The menus he has dreamed up so far are fun and defiant. “The mackerel is very good today,” he teases, leading into a fantasy menu which includes, among other treats, sweet and sour ox tongue. The following week’s menu featured jellied pork with pickled carrots: a dish which would have taken two days to make. Whilst the circumstances are bittersweet, Thom has found a seductive freedom in this imaginative work. “It frees me from practical considerations both of what I can physically prepare and serve by myself, and of what people might actually order and understand.” When Thom reaches out across the social distance, we’re invited to join him in a dream.
Others are taking this opportunity to imagine a culinary landscape different to, even better than, the one we currently inhabit.

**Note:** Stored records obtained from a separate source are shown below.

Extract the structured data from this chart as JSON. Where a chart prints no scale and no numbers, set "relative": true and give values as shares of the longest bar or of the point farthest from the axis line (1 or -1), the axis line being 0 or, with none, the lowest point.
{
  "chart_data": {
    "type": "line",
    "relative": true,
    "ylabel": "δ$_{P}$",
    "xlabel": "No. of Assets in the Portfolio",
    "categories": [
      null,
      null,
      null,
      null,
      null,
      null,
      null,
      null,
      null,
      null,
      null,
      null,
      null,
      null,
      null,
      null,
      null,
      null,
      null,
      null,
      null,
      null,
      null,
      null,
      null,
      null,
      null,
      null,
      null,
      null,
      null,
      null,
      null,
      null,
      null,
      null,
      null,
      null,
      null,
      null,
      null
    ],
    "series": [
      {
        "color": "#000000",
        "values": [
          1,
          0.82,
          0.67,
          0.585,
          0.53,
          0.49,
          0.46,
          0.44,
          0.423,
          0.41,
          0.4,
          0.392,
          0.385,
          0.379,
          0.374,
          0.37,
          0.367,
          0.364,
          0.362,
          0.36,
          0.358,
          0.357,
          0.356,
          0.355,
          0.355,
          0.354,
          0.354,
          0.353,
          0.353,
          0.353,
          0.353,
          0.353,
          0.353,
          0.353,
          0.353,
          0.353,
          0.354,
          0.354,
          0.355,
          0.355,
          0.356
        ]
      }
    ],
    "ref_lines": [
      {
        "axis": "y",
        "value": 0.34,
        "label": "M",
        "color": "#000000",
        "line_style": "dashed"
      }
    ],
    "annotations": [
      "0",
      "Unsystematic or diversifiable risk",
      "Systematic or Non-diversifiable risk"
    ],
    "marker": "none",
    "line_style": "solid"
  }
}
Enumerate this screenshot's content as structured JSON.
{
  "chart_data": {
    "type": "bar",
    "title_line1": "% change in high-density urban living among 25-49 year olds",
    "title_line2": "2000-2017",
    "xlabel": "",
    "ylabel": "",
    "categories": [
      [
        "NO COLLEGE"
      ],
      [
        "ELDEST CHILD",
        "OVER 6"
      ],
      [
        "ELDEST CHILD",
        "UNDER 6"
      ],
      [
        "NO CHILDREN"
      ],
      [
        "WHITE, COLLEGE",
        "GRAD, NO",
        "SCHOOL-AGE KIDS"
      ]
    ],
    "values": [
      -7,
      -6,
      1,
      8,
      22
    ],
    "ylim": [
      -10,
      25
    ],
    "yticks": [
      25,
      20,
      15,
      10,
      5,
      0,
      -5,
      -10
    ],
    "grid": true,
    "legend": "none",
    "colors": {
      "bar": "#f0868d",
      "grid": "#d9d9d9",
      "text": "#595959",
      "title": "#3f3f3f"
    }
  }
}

In a searing critique of the restaurant industry and of those who want to restore it to its pre-coronavirus “glory,” artist, cook and writer Tunde Wey wrote on Instagram that “we should be demanding a new system that works for owners and workers alike, one that provides quality housing, healthcare, food, childcare, education, leisure, and work. Instead of bailing out restaurants, we should make people whole.” His manifesto sprawled across captions underneath pictures of fried plantain and beans, egg salad sandwiches and pasta, laying the foundations for a radical new way of cooking in the appetites—and daydreams—of the here and now.
It can be tricky to flex your imaginative muscles when everything feels so bleak. But even when you’re isolated, you’re not on your own. When I’m at my most depressed, I lean on old friends to inspire me: all those cookbooks I seldom cook from and those TV shows, films and books that light a creative spark. I reread the food scenes from the Redwall fantasy books—feasts of strawberry wine, hazelnut cream pies, bilberry tart and seed cake—handily collected on Twitter by a helpful bot.
I rewatch my favorite-ever show, Tuca & Bertie, dreaming of how I’d made the wild confections that fill the pastry cabinets where Bertie works: boob cannoli (you have to see them), lemon peeps and crunts (a cross between bundt cakes and a cruller). Sometimes I draw friends into these fantasies, and the dream becomes a conspiracy: The other day, my friend Mini and I discussed how to make Pop-Tarts (which are very exciting and alien to us Brits) in frantic messages over WhatsApp.
Best of all—I climb into my pyjamas, cradling a Creme Egg in one hand like a precious stone, and read Nigella Lawson’s How To Eat. I imagine making a Christmas Eve goose while slinking around the kitchen in a silk robe. I prepare scallops for lunch like it’s no big deal. I fantasize about baking figs and breaking into a gooey chocolate pudding. For once, I sift my flour! In this suspension of reality, I imagine all those normal things which have now become extraordinary (cooking for friends; safely sharing a kitchen), and those extraordinary things that I hope might someday become normal, accessible and affordable (the luxury of home cooking; beautiful ingredients; time to spare).
Of course, there’s no chance of me ever really making braised pheasant. I will probably never cook a lacquered quail. I can only imagine what it’s like to live like this, to cook like this. But, sometimes, imagining is enough.